Bajaj Auto Ltd (BAL), India's largest manufacturer of two and three wheelers has stolen the limelight on the bourses in the last couple of trading sessions. Despite dismal volume growth in its geared scooter division and three wheelers for the month of April 2001, the company has generated buying interest.
The silver lining has come from its motorcycle division which reported a 49% YoY growth for the month of April 2001. This seems to be in line with what the company had indicated in its analyst meet. The company expects to clock in a growth of around 42% in FY02 to 600,000 bikes for this division as against an industry growth of around 15%-20%.
The reasons for this seems plausible. 80% of the total motorcycle demand comes from the four stroke 100 cc segment. BAL has managed to capture a 21% share in FY01 of the overall motorcycle market. Its largest selling brand 'Boxer' has done very well in the 100 cc segment due to its aggressive pricing policy. Though this affected the company's margins in FY01, its volumes were buoyant here.
In the current year too, the company expects this brand to do well as compared to other domestic brands. Also in comparison to the 100 cc-125 cc Chinese motorcycles, 'Boxer' is priced at a marginal premium. Hence a consumer may not opt for the cheaper Chinese bike due to the advantage of a large distribution network offered by BAL. The company has also managed to reduce its costs per motorcycle by Rs 4,000 in 4QFY01, and hence expects its margins to be better in FY02.
BAL plans to concentrate on this segment by launching its bikes Acer and Pulsar during the current financial year. Also the company plans to be aggressive in launching its products in the larger cities to gain higher market presence. BAL continues to eat into the market share of TVS Suzuki and Escorts Yamaha in this segment.
In FY02, the company's margins are likely to be driven by its overall cost cutting initiatives as well as higher margins and volumes in its motorcycle division. Though the company's margins in its geared scooter and three wheelers too are good and higher than the industry average, volumes continue to slacken in these segments.

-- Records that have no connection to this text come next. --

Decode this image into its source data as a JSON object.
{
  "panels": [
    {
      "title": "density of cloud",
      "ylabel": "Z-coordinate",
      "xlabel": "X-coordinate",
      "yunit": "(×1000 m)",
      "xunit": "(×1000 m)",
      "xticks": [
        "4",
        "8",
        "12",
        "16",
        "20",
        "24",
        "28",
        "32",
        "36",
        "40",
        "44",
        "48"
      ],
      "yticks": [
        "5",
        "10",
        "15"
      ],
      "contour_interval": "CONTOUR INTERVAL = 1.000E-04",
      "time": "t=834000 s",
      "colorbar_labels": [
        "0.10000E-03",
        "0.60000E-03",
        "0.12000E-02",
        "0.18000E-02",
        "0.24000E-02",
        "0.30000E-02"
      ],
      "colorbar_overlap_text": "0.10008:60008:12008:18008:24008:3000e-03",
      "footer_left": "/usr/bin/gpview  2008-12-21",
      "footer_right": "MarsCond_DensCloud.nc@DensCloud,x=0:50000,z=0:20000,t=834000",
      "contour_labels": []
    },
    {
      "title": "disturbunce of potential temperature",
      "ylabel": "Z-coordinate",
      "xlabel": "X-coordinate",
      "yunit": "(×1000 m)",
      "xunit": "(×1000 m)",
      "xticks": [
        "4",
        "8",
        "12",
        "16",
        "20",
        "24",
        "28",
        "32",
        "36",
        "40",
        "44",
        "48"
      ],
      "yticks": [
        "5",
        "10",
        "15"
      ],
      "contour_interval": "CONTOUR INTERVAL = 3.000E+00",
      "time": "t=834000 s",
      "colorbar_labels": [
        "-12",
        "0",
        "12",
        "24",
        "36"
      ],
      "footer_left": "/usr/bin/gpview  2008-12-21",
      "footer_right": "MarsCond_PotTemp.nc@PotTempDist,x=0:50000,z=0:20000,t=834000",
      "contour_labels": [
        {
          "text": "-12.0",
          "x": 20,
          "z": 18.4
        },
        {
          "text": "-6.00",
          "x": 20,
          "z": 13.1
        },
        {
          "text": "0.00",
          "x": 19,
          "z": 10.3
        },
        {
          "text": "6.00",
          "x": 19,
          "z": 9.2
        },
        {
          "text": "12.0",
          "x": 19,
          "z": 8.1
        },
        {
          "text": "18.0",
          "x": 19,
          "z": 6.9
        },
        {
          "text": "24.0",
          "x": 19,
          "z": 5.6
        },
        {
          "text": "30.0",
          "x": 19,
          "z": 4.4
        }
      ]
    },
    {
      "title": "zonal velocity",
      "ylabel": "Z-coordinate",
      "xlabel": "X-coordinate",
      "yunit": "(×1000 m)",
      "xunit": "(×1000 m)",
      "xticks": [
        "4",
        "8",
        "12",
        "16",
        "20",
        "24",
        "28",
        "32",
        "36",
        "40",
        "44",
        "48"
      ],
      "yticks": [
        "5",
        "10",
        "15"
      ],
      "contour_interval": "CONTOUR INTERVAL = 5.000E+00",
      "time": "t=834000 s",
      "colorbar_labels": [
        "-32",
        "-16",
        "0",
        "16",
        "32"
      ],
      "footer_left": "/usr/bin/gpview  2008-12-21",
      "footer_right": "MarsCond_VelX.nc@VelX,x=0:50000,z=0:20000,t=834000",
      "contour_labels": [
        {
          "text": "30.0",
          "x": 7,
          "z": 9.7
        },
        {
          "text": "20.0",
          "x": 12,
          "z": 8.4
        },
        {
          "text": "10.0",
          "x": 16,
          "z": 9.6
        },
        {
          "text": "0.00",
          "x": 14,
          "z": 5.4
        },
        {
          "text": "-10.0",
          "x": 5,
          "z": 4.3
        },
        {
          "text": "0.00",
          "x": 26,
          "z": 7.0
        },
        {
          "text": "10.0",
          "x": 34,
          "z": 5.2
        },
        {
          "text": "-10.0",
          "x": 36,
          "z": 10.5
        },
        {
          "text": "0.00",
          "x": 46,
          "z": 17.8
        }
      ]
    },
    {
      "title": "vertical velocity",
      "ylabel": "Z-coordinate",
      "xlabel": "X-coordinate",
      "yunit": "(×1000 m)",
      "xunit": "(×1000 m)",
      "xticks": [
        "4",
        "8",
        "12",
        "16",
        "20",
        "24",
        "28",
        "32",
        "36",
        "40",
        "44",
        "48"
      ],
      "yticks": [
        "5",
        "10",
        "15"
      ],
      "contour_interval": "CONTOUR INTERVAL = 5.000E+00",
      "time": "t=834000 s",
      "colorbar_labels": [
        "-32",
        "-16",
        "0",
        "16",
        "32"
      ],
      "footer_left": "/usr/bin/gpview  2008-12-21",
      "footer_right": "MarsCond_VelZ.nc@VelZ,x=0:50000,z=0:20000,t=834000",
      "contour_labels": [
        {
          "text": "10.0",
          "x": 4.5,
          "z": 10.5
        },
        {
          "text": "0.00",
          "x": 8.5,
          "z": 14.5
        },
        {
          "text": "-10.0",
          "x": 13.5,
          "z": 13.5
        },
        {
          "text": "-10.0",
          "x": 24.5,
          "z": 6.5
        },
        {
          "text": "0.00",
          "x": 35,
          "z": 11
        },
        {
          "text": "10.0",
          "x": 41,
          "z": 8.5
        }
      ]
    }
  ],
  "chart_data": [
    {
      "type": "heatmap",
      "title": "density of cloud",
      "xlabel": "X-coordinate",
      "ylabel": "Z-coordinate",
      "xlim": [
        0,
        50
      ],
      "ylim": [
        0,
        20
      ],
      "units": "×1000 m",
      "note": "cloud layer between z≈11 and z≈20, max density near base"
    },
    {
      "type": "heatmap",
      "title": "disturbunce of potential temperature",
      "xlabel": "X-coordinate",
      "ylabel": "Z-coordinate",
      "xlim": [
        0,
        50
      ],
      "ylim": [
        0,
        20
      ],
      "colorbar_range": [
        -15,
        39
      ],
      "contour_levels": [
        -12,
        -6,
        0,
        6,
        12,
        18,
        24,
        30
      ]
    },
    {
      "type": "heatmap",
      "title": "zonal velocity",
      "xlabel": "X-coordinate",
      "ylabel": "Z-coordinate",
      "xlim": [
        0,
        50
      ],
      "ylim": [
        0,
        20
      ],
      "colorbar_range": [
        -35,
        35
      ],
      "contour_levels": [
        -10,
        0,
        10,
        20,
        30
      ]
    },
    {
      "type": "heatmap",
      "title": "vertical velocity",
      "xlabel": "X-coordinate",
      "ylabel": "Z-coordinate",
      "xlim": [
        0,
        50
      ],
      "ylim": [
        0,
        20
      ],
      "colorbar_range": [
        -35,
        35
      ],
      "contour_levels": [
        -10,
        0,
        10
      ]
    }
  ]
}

The company is making efforts to revive demand in the geared scooter segment by launching stripped down versions so as to capture the entry level consumer. Though the company claims to have seen improvement in some of the northern and eastern markets for its geared scooters in April 2001, overall volume growth is still lacking.
A negative that continues to haunt Bajaj Auto is its surplus fund usage. Despite its buyback and investments in its insurance joint venture, the company is still sitting on a huge surplus of funds. In FY01 the company’s profit from sale of investments fell to Rs 250 m as compared to Rs 1,430 m in FY00, due to the unfavourable stock markets.
As of March 2001, the company has 40% of its investments in equity and 60% in debt. The company's equity investments in FY01 remain at more or less the same levels as they were in FY00.
The company's investments in its insurance venture too will not generate returns for another four to five years atleast, and hence will be a drag on the overall returns of the company.
On the current price of Rs 227, BAL is trading at 6.5x FY02E EPS of Rs 35.1. We expect a net profit of Rs 3,548 m for FY02E, a growth of 35% YoY.